I have a contig file from the assembly of Illumina shotgun reads of soil samples. I did a local blastx against the virulence gene of different bacteria. After I parsed the blast report using MEGAN, I saw many "assigned" reads have low identity percentage such as this one having only 27%. So my question is why it has such a low expect score when the identity percentage is so low? Can I say the reads are indeed what it is assigned only based on the fact that the expected score is low? Is there an option in MEGAN or BLAST to filter the reads according the identity %?
>VFG002283(gi:18309707) (nanI) exo-alpha-sialidase [sialidase (VF0391)] [Clostridium
perfringens str. 13]
Length=694
Score = 129 bits (323), Expect = 6e-33, Method: Compositional matrix adjust.

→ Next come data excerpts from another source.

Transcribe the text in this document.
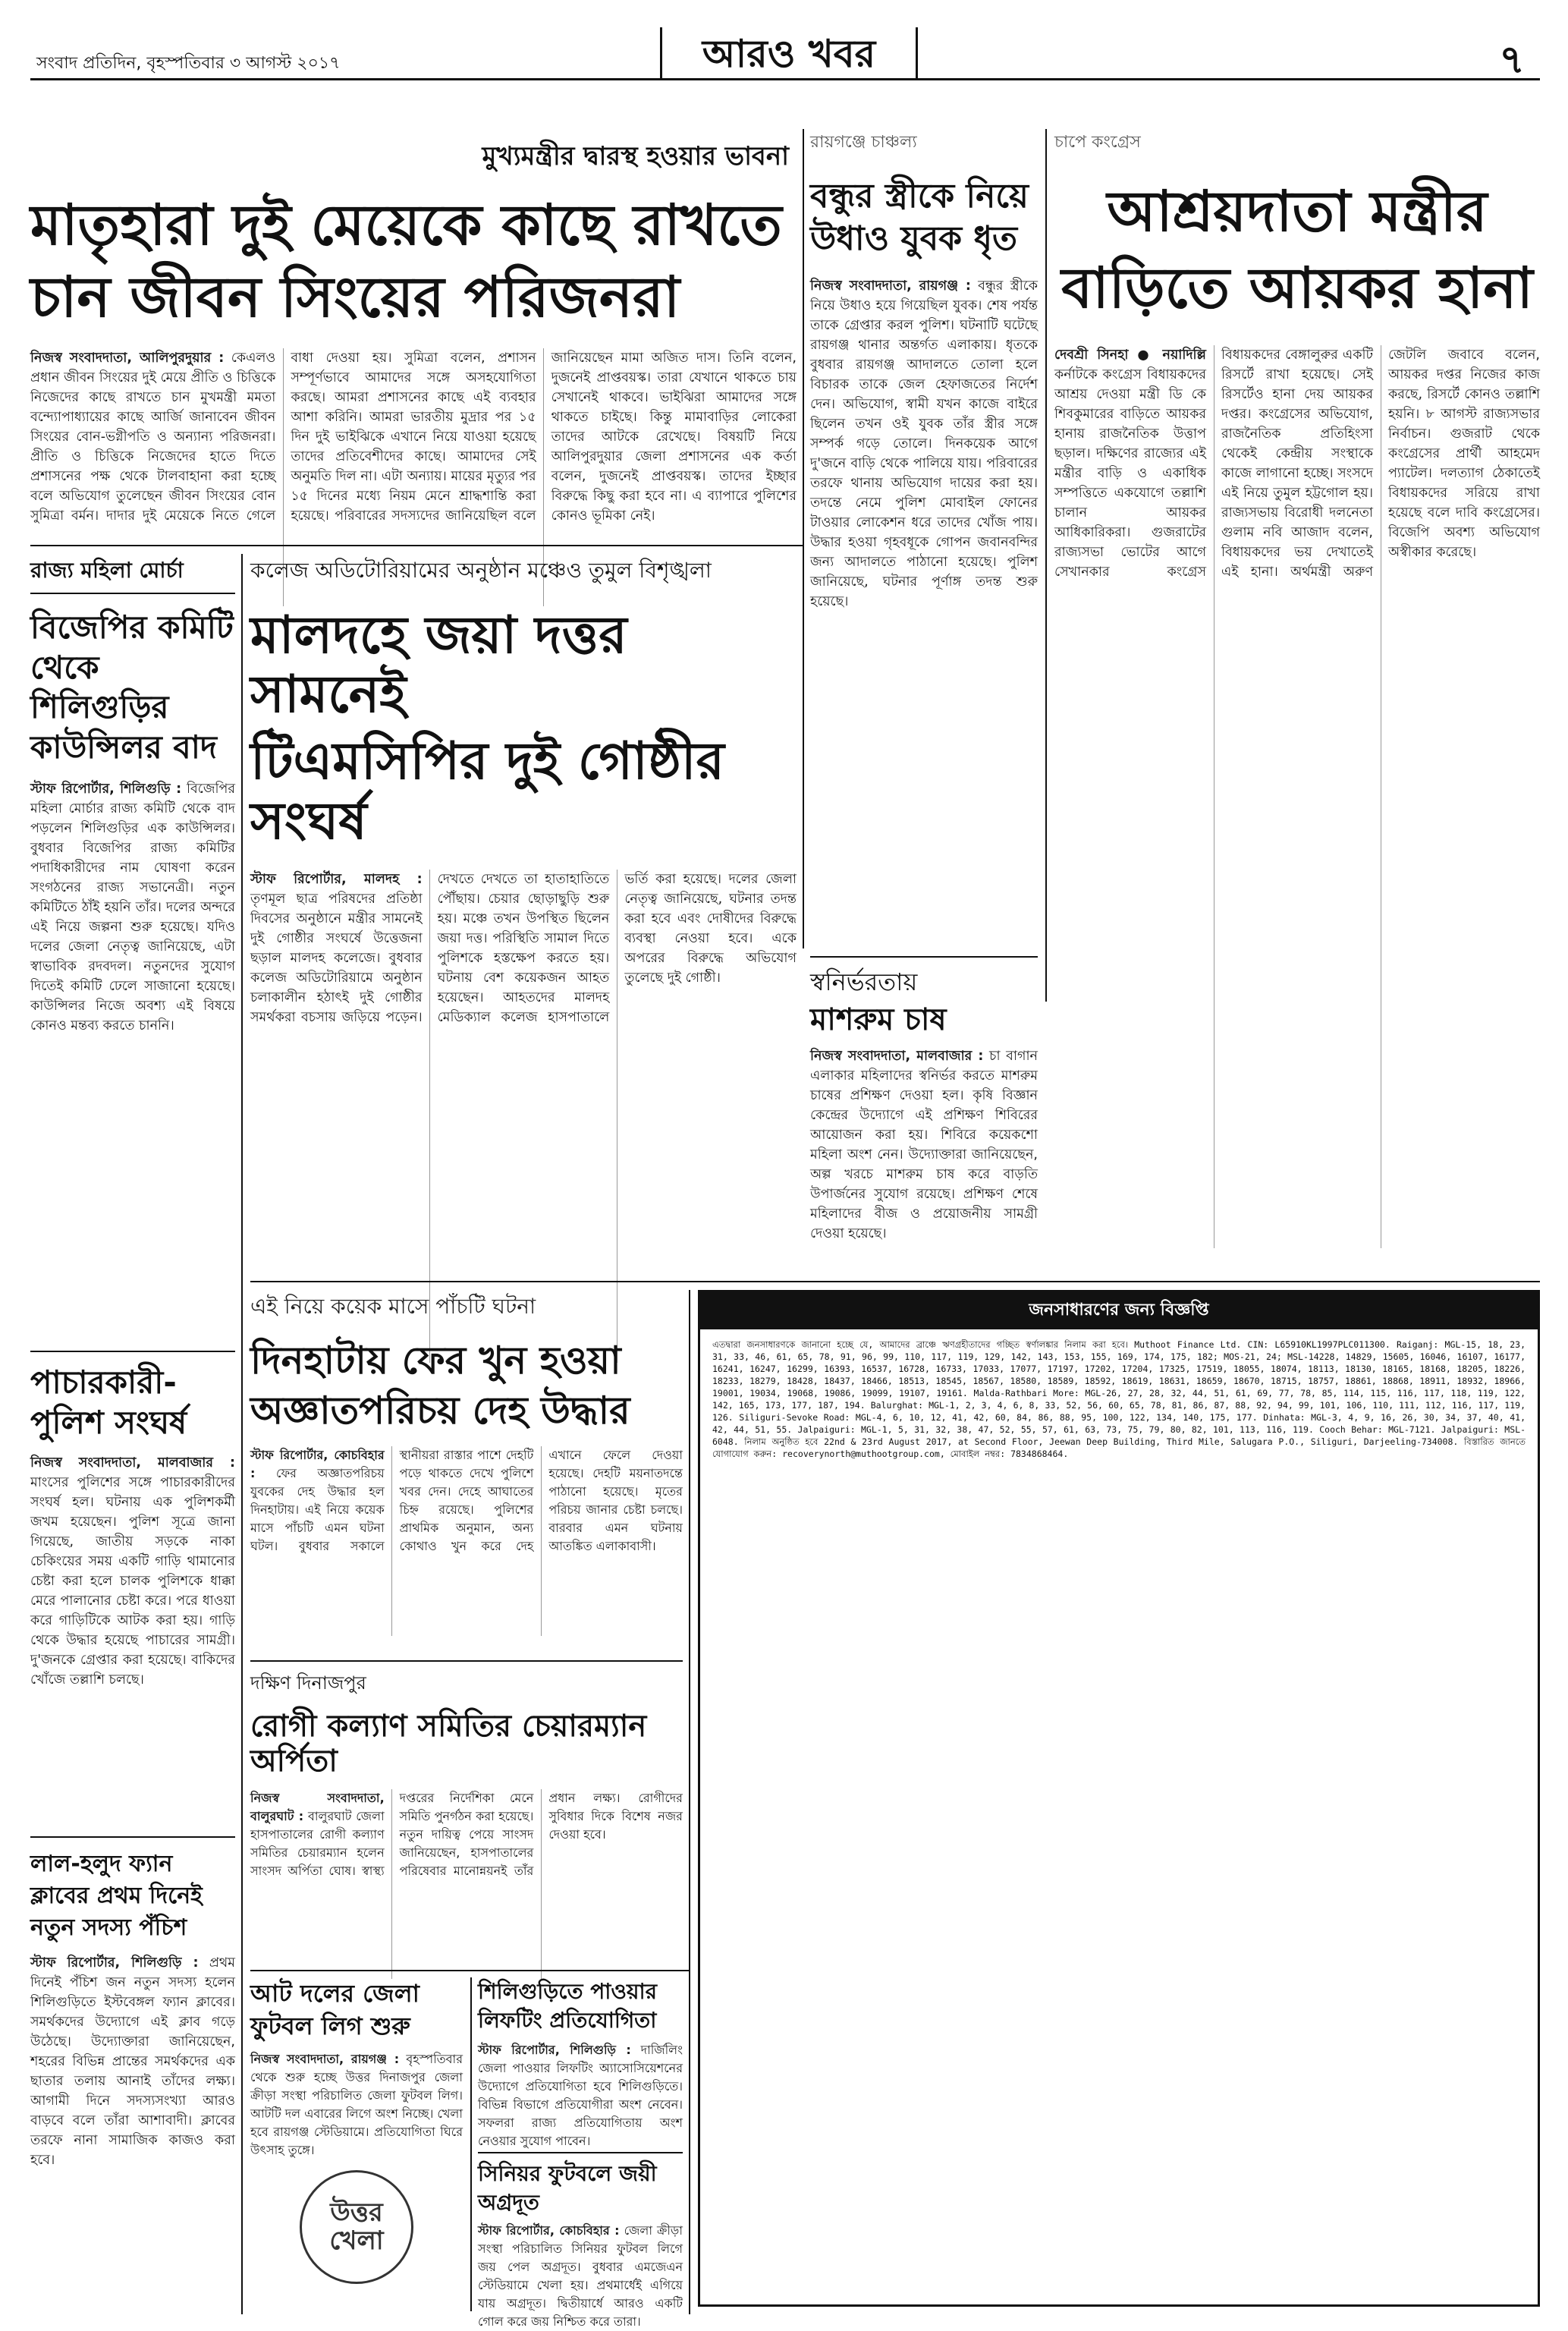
সংবাদ প্রতিদিন, বৃহস্পতিবার ৩ আগস্ট ২০১৭	আরও খবর	৭
মুখ্যমন্ত্রীর দ্বারস্থ হওয়ার ভাবনা
মাতৃহারা দুই মেয়েকে কাছে রাখতে
চান জীবন সিংয়ের পরিজনরা
নিজস্ব সংবাদদাতা, আলিপুরদুয়ার : কেএলও প্রধান জীবন সিংয়ের দুই মেয়ে প্রীতি ও চিত্তিকে নিজেদের কাছে রাখতে চান মুখমন্ত্রী মমতা বন্দ্যোপাধ্যায়ের কাছে আর্জি জানাবেন জীবন সিংয়ের বোন-ভগ্নীপতি ও অন্যান্য পরিজনরা। প্রীতি ও চিত্তিকে নিজেদের হাতে দিতে প্রশাসনের পক্ষ থেকে টালবাহানা করা হচ্ছে বলে অভিযোগ তুলেছেন জীবন সিংয়ের বোন সুমিত্রা বর্মন। দাদার দুই মেয়েকে নিতে গেলে বাধা দেওয়া হয়। সুমিত্রা বলেন, প্রশাসন সম্পূর্ণভাবে আমাদের সঙ্গে অসহযোগিতা করছে। আমরা প্রশাসনের কাছে এই ব্যবহার আশা করিনি। আমরা ভারতীয় মুদ্রার পর ১৫ দিন দুই ভাইঝিকে এখানে নিয়ে যাওয়া হয়েছে তাদের প্রতিবেশীদের কাছে। আমাদের সেই অনুমতি দিল না। এটা অন্যায়। মায়ের মৃত্যুর পর ১৫ দিনের মধ্যে নিয়ম মেনে শ্রাদ্ধশান্তি করা হয়েছে। পরিবারের সদস্যদের জানিয়েছিল বলে জানিয়েছেন মামা অজিত দাস। তিনি বলেন, দুজনেই প্রাপ্তবয়স্ক। তারা যেখানে থাকতে চায় সেখানেই থাকবে। ভাইঝিরা আমাদের সঙ্গে থাকতে চাইছে। কিন্তু মামাবাড়ির লোকেরা তাদের আটকে রেখেছে। বিষয়টি নিয়ে আলিপুরদুয়ার জেলা প্রশাসনের এক কর্তা বলেন, দুজনেই প্রাপ্তবয়স্ক। তাদের ইচ্ছার বিরুদ্ধে কিছু করা হবে না। এ ব্যাপারে পুলিশের কোনও ভূমিকা নেই।
রায়গঞ্জে চাঞ্চল্য
বন্ধুর স্ত্রীকে নিয়ে উধাও যুবক ধৃত
নিজস্ব সংবাদদাতা, রায়গঞ্জ : বন্ধুর স্ত্রীকে নিয়ে উধাও হয়ে গিয়েছিল যুবক। শেষ পর্যন্ত তাকে গ্রেপ্তার করল পুলিশ। ঘটনাটি ঘটেছে রায়গঞ্জ থানার অন্তর্গত এলাকায়। ধৃতকে বুধবার রায়গঞ্জ আদালতে তোলা হলে বিচারক তাকে জেল হেফাজতের নির্দেশ দেন। অভিযোগ, স্বামী যখন কাজে বাইরে ছিলেন তখন ওই যুবক তাঁর স্ত্রীর সঙ্গে সম্পর্ক গড়ে তোলে। দিনকয়েক আগে দু'জনে বাড়ি থেকে পালিয়ে যায়। পরিবারের তরফে থানায় অভিযোগ দায়ের করা হয়। তদন্তে নেমে পুলিশ মোবাইল ফোনের টাওয়ার লোকেশন ধরে তাদের খোঁজ পায়। উদ্ধার হওয়া গৃহবধূকে গোপন জবানবন্দির জন্য আদালতে পাঠানো হয়েছে। পুলিশ জানিয়েছে, ঘটনার পূর্ণাঙ্গ তদন্ত শুরু হয়েছে।
চাপে কংগ্রেস
আশ্রয়দাতা মন্ত্রীর
বাড়িতে আয়কর হানা
দেবশ্রী সিনহা ● নয়াদিল্লি কর্নাটকে কংগ্রেস বিধায়কদের আশ্রয় দেওয়া মন্ত্রী ডি কে শিবকুমারের বাড়িতে আয়কর হানায় রাজনৈতিক উত্তাপ ছড়াল। দক্ষিণের রাজ্যের এই মন্ত্রীর বাড়ি ও একাধিক সম্পত্তিতে একযোগে তল্লাশি চালান আয়কর আধিকারিকরা। গুজরাটের রাজ্যসভা ভোটের আগে সেখানকার কংগ্রেস বিধায়কদের বেঙ্গালুরুর একটি রিসর্টে রাখা হয়েছে। সেই রিসর্টেও হানা দেয় আয়কর দপ্তর। কংগ্রেসের অভিযোগ, রাজনৈতিক প্রতিহিংসা থেকেই কেন্দ্রীয় সংস্থাকে কাজে লাগানো হচ্ছে। সংসদে এই নিয়ে তুমুল হট্টগোল হয়। রাজ্যসভায় বিরোধী দলনেতা গুলাম নবি আজাদ বলেন, বিধায়কদের ভয় দেখাতেই এই হানা। অর্থমন্ত্রী অরুণ জেটলি জবাবে বলেন, আয়কর দপ্তর নিজের কাজ করছে, রিসর্টে কোনও তল্লাশি হয়নি। ৮ আগস্ট রাজ্যসভার নির্বাচন। গুজরাট থেকে কংগ্রেসের প্রার্থী আহমেদ প্যাটেল। দলত্যাগ ঠেকাতেই বিধায়কদের সরিয়ে রাখা হয়েছে বলে দাবি কংগ্রেসের। বিজেপি অবশ্য অভিযোগ অস্বীকার করেছে।
রাজ্য মহিলা মোর্চা
বিজেপির কমিটি থেকে শিলিগুড়ির কাউন্সিলর বাদ
স্টাফ রিপোর্টার, শিলিগুড়ি : বিজেপির মহিলা মোর্চার রাজ্য কমিটি থেকে বাদ পড়লেন শিলিগুড়ির এক কাউন্সিলর। বুধবার বিজেপির রাজ্য কমিটির পদাধিকারীদের নাম ঘোষণা করেন সংগঠনের রাজ্য সভানেত্রী। নতুন কমিটিতে ঠাঁই হয়নি তাঁর। দলের অন্দরে এই নিয়ে জল্পনা শুরু হয়েছে। যদিও দলের জেলা নেতৃত্ব জানিয়েছে, এটা স্বাভাবিক রদবদল। নতুনদের সুযোগ দিতেই কমিটি ঢেলে সাজানো হয়েছে। কাউন্সিলর নিজে অবশ্য এই বিষয়ে কোনও মন্তব্য করতে চাননি।
পাচারকারী-পুলিশ সংঘর্ষ
নিজস্ব সংবাদদাতা, মালবাজার : মাংসের পুলিশের সঙ্গে পাচারকারীদের সংঘর্ষ হল। ঘটনায় এক পুলিশকর্মী জখম হয়েছেন। পুলিশ সূত্রে জানা গিয়েছে, জাতীয় সড়কে নাকা চেকিংয়ের সময় একটি গাড়ি থামানোর চেষ্টা করা হলে চালক পুলিশকে ধাক্কা মেরে পালানোর চেষ্টা করে। পরে ধাওয়া করে গাড়িটিকে আটক করা হয়। গাড়ি থেকে উদ্ধার হয়েছে পাচারের সামগ্রী। দু'জনকে গ্রেপ্তার করা হয়েছে। বাকিদের খোঁজে তল্লাশি চলছে।
লাল-হলুদ ফ্যান ক্লাবের প্রথম দিনেই নতুন সদস্য পঁচিশ
স্টাফ রিপোর্টার, শিলিগুড়ি : প্রথম দিনেই পঁচিশ জন নতুন সদস্য হলেন শিলিগুড়িতে ইস্টবেঙ্গল ফ্যান ক্লাবের। সমর্থকদের উদ্যোগে এই ক্লাব গড়ে উঠেছে। উদ্যোক্তারা জানিয়েছেন, শহরের বিভিন্ন প্রান্তের সমর্থকদের এক ছাতার তলায় আনাই তাঁদের লক্ষ্য। আগামী দিনে সদস্যসংখ্যা আরও বাড়বে বলে তাঁরা আশাবাদী। ক্লাবের তরফে নানা সামাজিক কাজও করা হবে।
কলেজ অডিটোরিয়ামের অনুষ্ঠান মঞ্চেও তুমুল বিশৃঙ্খলা
মালদহে জয়া দত্তর সামনেই
টিএমসিপির দুই গোষ্ঠীর সংঘর্ষ
স্টাফ রিপোর্টার, মালদহ : তৃণমূল ছাত্র পরিষদের প্রতিষ্ঠা দিবসের অনুষ্ঠানে মন্ত্রীর সামনেই দুই গোষ্ঠীর সংঘর্ষে উত্তেজনা ছড়াল মালদহ কলেজে। বুধবার কলেজ অডিটোরিয়ামে অনুষ্ঠান চলাকালীন হঠাৎই দুই গোষ্ঠীর সমর্থকরা বচসায় জড়িয়ে পড়েন। দেখতে দেখতে তা হাতাহাতিতে পৌঁছায়। চেয়ার ছোড়াছুড়ি শুরু হয়। মঞ্চে তখন উপস্থিত ছিলেন জয়া দত্ত। পরিস্থিতি সামাল দিতে পুলিশকে হস্তক্ষেপ করতে হয়। ঘটনায় বেশ কয়েকজন আহত হয়েছেন। আহতদের মালদহ মেডিক্যাল কলেজ হাসপাতালে ভর্তি করা হয়েছে। দলের জেলা নেতৃত্ব জানিয়েছে, ঘটনার তদন্ত করা হবে এবং দোষীদের বিরুদ্ধে ব্যবস্থা নেওয়া হবে। একে অপরের বিরুদ্ধে অভিযোগ তুলেছে দুই গোষ্ঠী।	স্বনির্ভরতায়
মাশরুম চাষ
নিজস্ব সংবাদদাতা, মালবাজার : চা বাগান এলাকার মহিলাদের স্বনির্ভর করতে মাশরুম চাষের প্রশিক্ষণ দেওয়া হল। কৃষি বিজ্ঞান কেন্দ্রের উদ্যোগে এই প্রশিক্ষণ শিবিরের আয়োজন করা হয়। শিবিরে কয়েকশো মহিলা অংশ নেন। উদ্যোক্তারা জানিয়েছেন, অল্প খরচে মাশরুম চাষ করে বাড়তি উপার্জনের সুযোগ রয়েছে। প্রশিক্ষণ শেষে মহিলাদের বীজ ও প্রয়োজনীয় সামগ্রী দেওয়া হয়েছে।
এই নিয়ে কয়েক মাসে পাঁচটি ঘটনা
দিনহাটায় ফের খুন হওয়া
অজ্ঞাতপরিচয় দেহ উদ্ধার
স্টাফ রিপোর্টার, কোচবিহার : ফের অজ্ঞাতপরিচয় যুবকের দেহ উদ্ধার হল দিনহাটায়। এই নিয়ে কয়েক মাসে পাঁচটি এমন ঘটনা ঘটল। বুধবার সকালে স্থানীয়রা রাস্তার পাশে দেহটি পড়ে থাকতে দেখে পুলিশে খবর দেন। দেহে আঘাতের চিহ্ন রয়েছে। পুলিশের প্রাথমিক অনুমান, অন্য কোথাও খুন করে দেহ এখানে ফেলে দেওয়া হয়েছে। দেহটি ময়নাতদন্তে পাঠানো হয়েছে। মৃতের পরিচয় জানার চেষ্টা চলছে। বারবার এমন ঘটনায় আতঙ্কিত এলাকাবাসী।
দক্ষিণ দিনাজপুর
রোগী কল্যাণ সমিতির চেয়ারম্যান অর্পিতা
নিজস্ব সংবাদদাতা, বালুরঘাট : বালুরঘাট জেলা হাসপাতালের রোগী কল্যাণ সমিতির চেয়ারম্যান হলেন সাংসদ অর্পিতা ঘোষ। স্বাস্থ্য দপ্তরের নির্দেশিকা মেনে সমিতি পুনর্গঠন করা হয়েছে। নতুন দায়িত্ব পেয়ে সাংসদ জানিয়েছেন, হাসপাতালের পরিষেবার মানোন্নয়নই তাঁর প্রধান লক্ষ্য। রোগীদের সুবিধার দিকে বিশেষ নজর দেওয়া হবে।
আট দলের জেলা ফুটবল লিগ শুরু
নিজস্ব সংবাদদাতা, রায়গঞ্জ : বৃহস্পতিবার থেকে শুরু হচ্ছে উত্তর দিনাজপুর জেলা ক্রীড়া সংস্থা পরিচালিত জেলা ফুটবল লিগ। আটটি দল এবারের লিগে অংশ নিচ্ছে। খেলা হবে রায়গঞ্জ স্টেডিয়ামে। প্রতিযোগিতা ঘিরে উৎসাহ তুঙ্গে।
উত্তর খেলা
শিলিগুড়িতে পাওয়ার লিফটিং প্রতিযোগিতা
স্টাফ রিপোর্টার, শিলিগুড়ি : দার্জিলিং জেলা পাওয়ার লিফটিং অ্যাসোসিয়েশনের উদ্যোগে প্রতিযোগিতা হবে শিলিগুড়িতে। বিভিন্ন বিভাগে প্রতিযোগীরা অংশ নেবেন। সফলরা রাজ্য প্রতিযোগিতায় অংশ নেওয়ার সুযোগ পাবেন।
সিনিয়র ফুটবলে জয়ী অগ্রদূত
স্টাফ রিপোর্টার, কোচবিহার : জেলা ক্রীড়া সংস্থা পরিচালিত সিনিয়র ফুটবল লিগে জয় পেল অগ্রদূত। বুধবার এমজেএন স্টেডিয়ামে খেলা হয়। প্রথমার্ধেই এগিয়ে যায় অগ্রদূত। দ্বিতীয়ার্ধে আরও একটি গোল করে জয় নিশ্চিত করে তারা।
জনসাধারণের জন্য বিজ্ঞপ্তি
এতদ্বারা জনসাধারণকে জানানো হচ্ছে যে, আমাদের ব্রাঞ্চে ঋণগ্রহীতাদের গচ্ছিত স্বর্ণালঙ্কার নিলাম করা হবে। Muthoot Finance Ltd. CIN: L65910KL1997PLC011300. Raiganj: MGL-15, 18, 23, 31, 33, 46, 61, 65, 78, 91, 96, 99, 110, 117, 119, 129, 142, 143, 153, 155, 169, 174, 175, 182; MOS-21, 24; MSL-14228, 14829, 15605, 16046, 16107, 16177, 16241, 16247, 16299, 16393, 16537, 16728, 16733, 17033, 17077, 17197, 17202, 17204, 17325, 17519, 18055, 18074, 18113, 18130, 18165, 18168, 18205, 18226, 18233, 18279, 18428, 18437, 18466, 18513, 18545, 18567, 18580, 18589, 18592, 18619, 18631, 18659, 18670, 18715, 18757, 18861, 18868, 18911, 18932, 18966, 19001, 19034, 19068, 19086, 19099, 19107, 19161. Malda-Rathbari More: MGL-26, 27, 28, 32, 44, 51, 61, 69, 77, 78, 85, 114, 115, 116, 117, 118, 119, 122, 142, 165, 173, 177, 187, 194. Balurghat: MGL-1, 2, 3, 4, 6, 8, 33, 52, 56, 60, 65, 78, 81, 86, 87, 88, 92, 94, 99, 101, 106, 110, 111, 112, 116, 117, 119, 126. Siliguri-Sevoke Road: MGL-4, 6, 10, 12, 41, 42, 60, 84, 86, 88, 95, 100, 122, 134, 140, 175, 177. Dinhata: MGL-3, 4, 9, 16, 26, 30, 34, 37, 40, 41, 42, 44, 51, 55. Jalpaiguri: MGL-1, 5, 31, 32, 38, 47, 52, 55, 57, 61, 63, 73, 75, 79, 80, 82, 101, 113, 116, 119. Cooch Behar: MGL-7121. Jalpaiguri: MSL-6048. নিলাম অনুষ্ঠিত হবে 22nd & 23rd August 2017, at Second Floor, Jeewan Deep Building, Third Mile, Salugara P.O., Siliguri, Darjeeling-734008. বিস্তারিত জানতে যোগাযোগ করুন: recoverynorth@muthootgroup.com, মোবাইল নম্বর: 7834868464.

Identities = 119/447 (27%), Positives = 188/447 (42%), Gaps = 108/447 (24%)
Frame = +2
Query 80 IGVRHAGDDGVAAYRIPGLVTSNKGTLLGVYDIRYNNSADLQER-VDIGLSRSTDGGQTW 256
+ + H G + YRIP L + +GTL+ D R + AD +D + RS DGG+TW
Sbjct 252 VDLFHPGFLNSSNYRIPALFKTKEGTLIASIDARRHGGADAPNNDIDTAVRRSEDGGKTW 311
Query 257 EPMRVAMTFGEEGGLPSAQNGVGDPAILVDKKTGTIWIVAA--------WTHGMG----- 397
+ ++ M + + ++ V D ++ D +TG I+++ W G+G
Sbjct 312 DEGQIIMDYPD-------KSSVIDTTLIQDDETGRIFLLVTHFPSKYGFWNAGLGSGFKN 364
Query 398 -NGRAWFNSQDGMDKNHTAQ---------------------------------------- 454
+G+ + D K T +
Sbjct 365 IDGKEYLCLYDSSGKEFTVRENVVYDKDGNKTEYTTNALGDLFKNGTKIDNINSSTAPLK 424
Query 455 ------LVLAKSDDDGKTWSNPINITSQVKDPSWKFLLQGPGSGITMQDGT----LVFAT 604
+ L SDDDGKTWS P NI QVK KFL PG GI +++G +V
Sbjct 425 AKGTSYINLVYSDDDGKTWSEPQNINFQVKKDWMKFLGIAPGRGIQIKNGEHKGRIVVPV 484
Query 605 QFIDSTRVPNAGIMYSKDHGKTW----------KMHNYARTNT----------TEAQVAE 724
+ + ++ ++YS D GK W K+ N N+ TE QV E
Sbjct 485 YYTNEKGKQSSAVIYSDDSGKNWTIGESPNDNRKLENGKIINSKTLSDDAPQLTECQVVE 544
Query 725 VEPGVLMLNMRDNRGGSRAVSVTKDLGKTWTEHPSNRSVLQESVCMASLIKVEAKDNVLN 904
+ G L L MR N G ++ + D G TW E + + E C S+I K +
Sbjct 545 MPNGQLKLFMR-NLSGYLNIATSFDGGATWDETVEKDTNVLEPYCQLSVINYSQK--IDG 601
Query 905 KGILLFSNPNTTKGRHSITIKASLDGGL-TFPN---------EYDVLLDEGHGWGYSCLT 1054
K ++FSNPN + R + T++ L + T+ N +Y+ L+ G+ + YSCLT
Sbjct 602 KDAVIFSNPN-ARSRSNGTVRIGLINQVGTYENGEPKYEFDWKYNKLVKPGY-YAYSCLT 659
Query 1055 MIDKETVGILYEGS-TAHMVFQAVKLK 1132
+ +G+LYEG+ + M + + LK
Sbjct 660 ELSNGNIGLLYEGTPSEEMSYIEMNLK 686
% identity as a stand-alone metric will not be very informative. You are not blasting with queries that are guaranteed to be full length sequences so that has to be kept in mind as well. If that xx% identity happens to include a near perfect match over a known domain/active site (see if you can find that for sialidase in the hit above) it would be meaningful but if that is not the case then it may be a random match that just happens to be there.